King’s Priory Academy is for the benefit of children

I HAVE been amazed by some of the ill-informed and resentful comments in the press regarding the forming of the King’s Priory Academy, but the letter entitled ‘Let’s rejoice about Tynemouth schools’ merger’ (News Guardian, September 13) has to take the prize.

Firstly, not all of the existing parents will be better off since already some are looking at other fee-paying schools to send their children.

Clearly that is their choice, but I suspect a bit of a knee jerk reaction, possibly a year to consider their position will see some changes in their stance.

Others are heaving a sigh of relief because they were having to seriously consider taking their child(ren) out of school due to changes in their personal finances.

Secondly, staying with fees, a number of King’s parents seem angry because although they can afford the fees and wouldn’t have chosen this route, but many others couldn’t.

The evidence is plain to see; not only at King’s but also with other fee-paying schools the number of pupils is in free fall.

I understand that RGS opened up one night specifically to show interested King’s School parents around, could they also be suffering in this recessionary period?

Thirdly, the point seems to have escaped the correspondent that all children are entitled to a state school education, so rather than espouse the view of what this change will cost, why cannot he see that for many years millions of pounds has been saved by the taxpayer by parents choosing to pay for their children’s education themselves?

So let’s cut out the clearly cheap and sarcastic comments.

Fourthly, surely the state is getting a great deal here.

Whilst I don’t know the amounts involved, I do see that suddenly with King’s the state gets a fantastically run school with fabulous facilities.

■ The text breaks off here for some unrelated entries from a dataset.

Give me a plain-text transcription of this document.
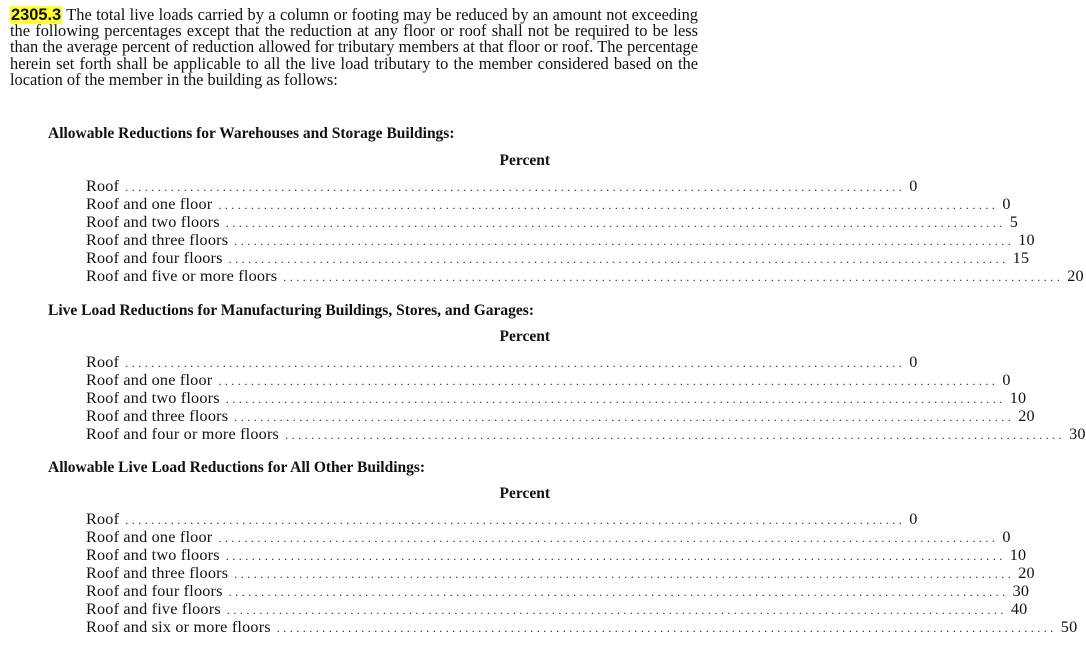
2305.3 The total live loads carried by a column or footing may be reduced by an amount not exceeding the following percentages except that the reduction at any floor or roof shall not be required to be less than the average percent of reduction allowed for tributary members at that floor or roof. The percentage herein set forth shall be applicable to all the live load tributary to the member considered based on the location of the member in the building as follows:
Allowable Reductions for Warehouses and Storage Buildings:
Percent
Roof ........................................................................................................................ 0
Roof and one floor ........................................................................................................................ 0
Roof and two floors ........................................................................................................................ 5
Roof and three floors ........................................................................................................................ 10
Roof and four floors ........................................................................................................................ 15
Roof and five or more floors ........................................................................................................................ 20
Live Load Reductions for Manufacturing Buildings, Stores, and Garages:
Percent
Roof ........................................................................................................................ 0
Roof and one floor ........................................................................................................................ 0
Roof and two floors ........................................................................................................................ 10
Roof and three floors ........................................................................................................................ 20
Roof and four or more floors ........................................................................................................................ 30
Allowable Live Load Reductions for All Other Buildings:
Percent
Roof ........................................................................................................................ 0
Roof and one floor ........................................................................................................................ 0
Roof and two floors ........................................................................................................................ 10
Roof and three floors ........................................................................................................................ 20
Roof and four floors ........................................................................................................................ 30
Roof and five floors ........................................................................................................................ 40
Roof and six or more floors ........................................................................................................................ 50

This school will be the envy of many other schools across the country, let alone here in North Tyneside, and here it is coming into the state sector.

Probably at a far lower cost to the taxpayer than had it to be funded from scratch.

I also understand that a little money is being set aside to update the Priory site, after years of neglect by North Tyneside Council, this is only now doing what should have happened years ago.

Finally, if the teaching staff work together prior to the academy going live to ensure a smooth and as pain free a merger as possible then the children (let’s not forget this is about the children first and foremost) will receive an even better education than was provided at either school when run separately.

We will then be able to see the results of the best practices from each of these outstanding schools in giving a wonderfully rich and academic education to the children for generations to come.

Well done to the secretary of state for education and to the teachers involved as well as the governors of both Priory Primary School and The King’s School to have the vision and daring to take this innovative step for benefit the children of both schools.

I take my hat off to them all.

I have a child attending one of the schools involved and due to the narrow-minded views of some I don’t want this letter to have an impact on my child, so although my name and address has been supplied, I have asked the editor to withhold it.